If you've managed to plug through all my ramblings then I guess I owe you some conclusions. I couldn't afford the Mac desktop I would have loved as a second machine (I travel enough the the laptop remain my primary computer). The PC was affordable for me, and I had enough technical background to go the home-build route and deal with the technical issues that arose, maybe this is less true of the less techy among us, but not that much I think. For those on a budget a PC really should be considered.
Also Windows is not as bad as it used to be. Yes we can still keep a bit of our our smug superiority (most mac users are subject to this at one time or another ) but less than in the past. I can't even hate Bill Gates now he is creditably spending all his money trying to make the work a better place. If you are also a gamer, an affordable second machine to do that makes a PC very attractive, it genuinely is a lot better for that, even with some firms now publishing simultaneously on both Mac and PC. I also have a machine I can upgrade for a while, quite cheaply too. I deliberately chose an over-spec power supply to leave power headroom for extras though (don't expect to ever be able to upgrade a Dell easily!). Short of a MacPro I see no way to get this on a Mac, sadly.
I chose a PC as its useful for me to be able to run Windows programs, but for those just looking for a file/media server, Linux is a real option. You still need more technical knowledge but projects like Ubuntu are changing that.

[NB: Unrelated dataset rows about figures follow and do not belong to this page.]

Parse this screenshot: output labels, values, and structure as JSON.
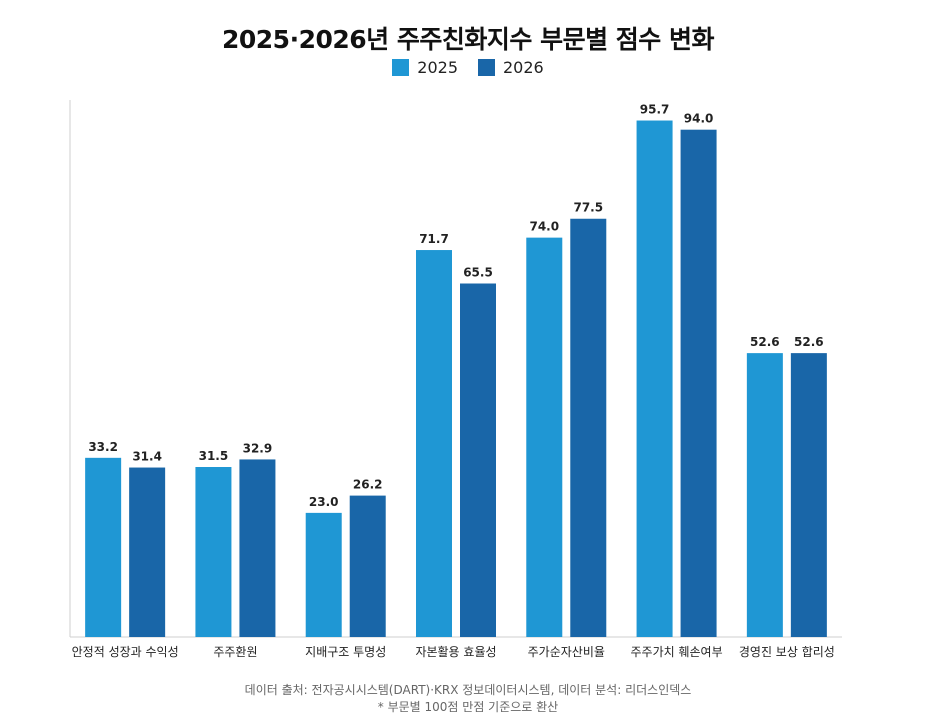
{
  "colors": {
    "series_2025": "#1f97d4",
    "series_2026": "#1966a8",
    "axis": "#cfcfcf",
    "text": "#222222"
  },
  "chart_data": {
    "type": "bar",
    "title": "2025·2026년 주주친화지수 부문별 점수 변화",
    "xlabel": "",
    "ylabel": "",
    "ylim": [
      0,
      100
    ],
    "grid": false,
    "legend_position": "top-center",
    "categories": [
      "안정적 성장과 수익성",
      "주주환원",
      "지배구조 투명성",
      "자본활용 효율성",
      "주가순자산비율",
      "주주가치 훼손여부",
      "경영진 보상 합리성"
    ],
    "series": [
      {
        "name": "2025",
        "values": [
          33.2,
          31.5,
          23.0,
          71.7,
          74.0,
          95.7,
          52.6
        ]
      },
      {
        "name": "2026",
        "values": [
          31.4,
          32.9,
          26.2,
          65.5,
          77.5,
          94.0,
          52.6
        ]
      }
    ],
    "data_labels": [
      [
        "33.2",
        "31.5",
        "23.0",
        "71.7",
        "74.0",
        "95.7",
        "52.6"
      ],
      [
        "31.4",
        "32.9",
        "26.2",
        "65.5",
        "77.5",
        "94.0",
        "52.6"
      ]
    ]
  },
  "footer": {
    "source": "데이터 출처: 전자공시시스템(DART)·KRX 정보데이터시스템, 데이터 분석: 리더스인덱스",
    "note": "* 부문별 100점 만점 기준으로 환산"
  }
}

Overall, I think I did the right thing, the PC did the job i bought it for for a very fair price. I am also better technically as a result, on both Mac and PC sides. In what remains a PC dominated world, some knowledge of the platform is a good idea I think. Going the home-build route I also opted for high quality components whenever possible, so I hope It will give me a good number of years of service, don't expect this to be true of very budget pre-built PCs. One Intel employee I worked for told me the quality of the power supply has a large impact on component lifespan so I made sure to get a good one.
Now better informed, I feel I can speak up for the quality of Apple again in a more informed way, rather than falling into the holy wars approach of any part of the Windows Heresy being evil. PC users also listen to me more, though of course their zealots consider me unclean for my Maccish ways .
It may all fall apart in an orgy of data-loss after a viral infection but for now I am using both sides of the Force, and and am happy with my dual nationality in the world of computing.